Abstract:
Every year, more than 400 billion dollars is spent on marketing campaigns. It is
a common practice to promote diverse customer goods through advertising campaigns
in order to boost revenues and consumer awareness. The effectiveness of business investments in marketing campaigns is entirely dependent on consumers’ willingness and
ability to describe how they feel after watching an advertisement. Conventional marketing techniques (e.g., television commercials and newspaper ads) are unaware of human
emotions/response while watching the advertisements. Traditional advertising techniques
seek to govern the consumer’s opinion toward a product, which may not reflect their actual behavior at the time of purchase. It is probable that advertisers misjudge consumer
behavior because predicted opinions do not always correspond to consumers’ actual purchase behaviors. Neuromarketing is the new paradigm of understanding customer buyer
behaviour, decision making as well as the prediction of their gestures for product utilization through an unconscious process. The field of neuromarketing has gained traction as
means of bridging the gap between traditional advertising methods that focus on explicit
consumer responses, and neuromarketing methodologies that focus on implicit consumer
responses. Choice prediction allows it to figure out what buyers really desire about the
product. Neuroscience information can be used in neuromarketing to know the behavior
of a consumer with the help of brain activity using EEG signals. EEG-based preference
recognition systems focus on three key phases. In previous studies, researchers did not
focus on effective preprocessing and classification techniques of EEG signals, so in this
study, an effective method for preprocessing and classification of EEG signals is proposed, using deep learning to determine the choices of consumers for various products by
measuring their “liking” and “disliking” as neuromarketing applications. The proposed
method involves effective preprocessing of EEG signals by removing noise and a synthetic
minority oversampling technique (SMOTE) to deal with the class imbalance problem.
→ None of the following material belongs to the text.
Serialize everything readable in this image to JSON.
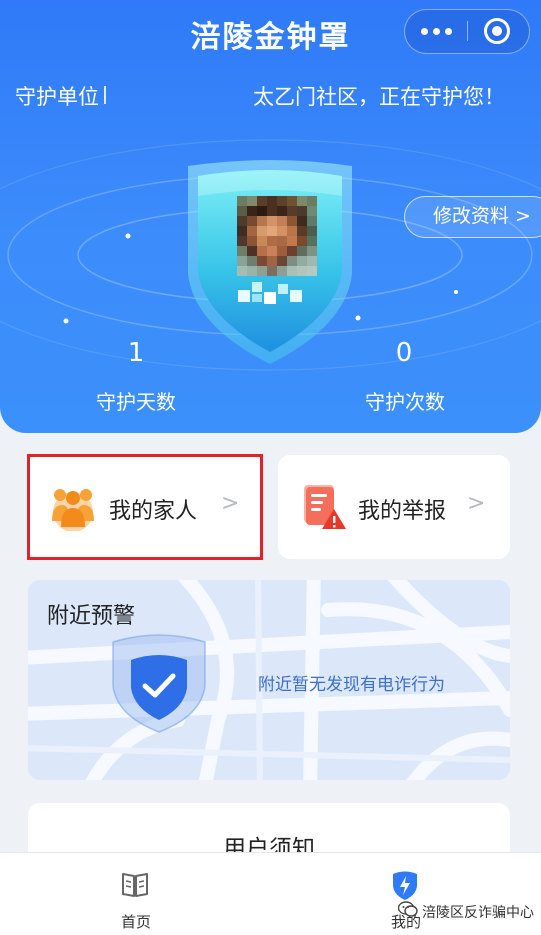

The dataset employed in this study is a publicly available neuromarketing dataset. The
dataset consists of EEG data recordings taken from 25 participants, shown different sorts
of products. The responses of customers were recorded in terms of likes and dislikes.
Automated features were extracted using a long-short term memory network (LSTM)
and then concatenated with handcrafted features like power spectral density (PSD) and
discrete wavelet transform (DWT) to create a complete feature set. The classification
was done using the proposed hybrid classifier that optimizes the weights of two machine
learning classifiers and one deep learning classifier and classifies the data between like
and dislike. The machine learning classifiers include the Support Vector Machine (SVM),
Random Forest (RF), and Deep Learning Classifier (DNN). The proposed hybrid model
outperforms and achieves an accuracy of 96.89% among other different classifiers like
RF, SVM, and DNN. In the proposed method, accuracy, sensitivity, and specificity were
computed to evaluate and compare the proposed method with recent state-of-the-art methods.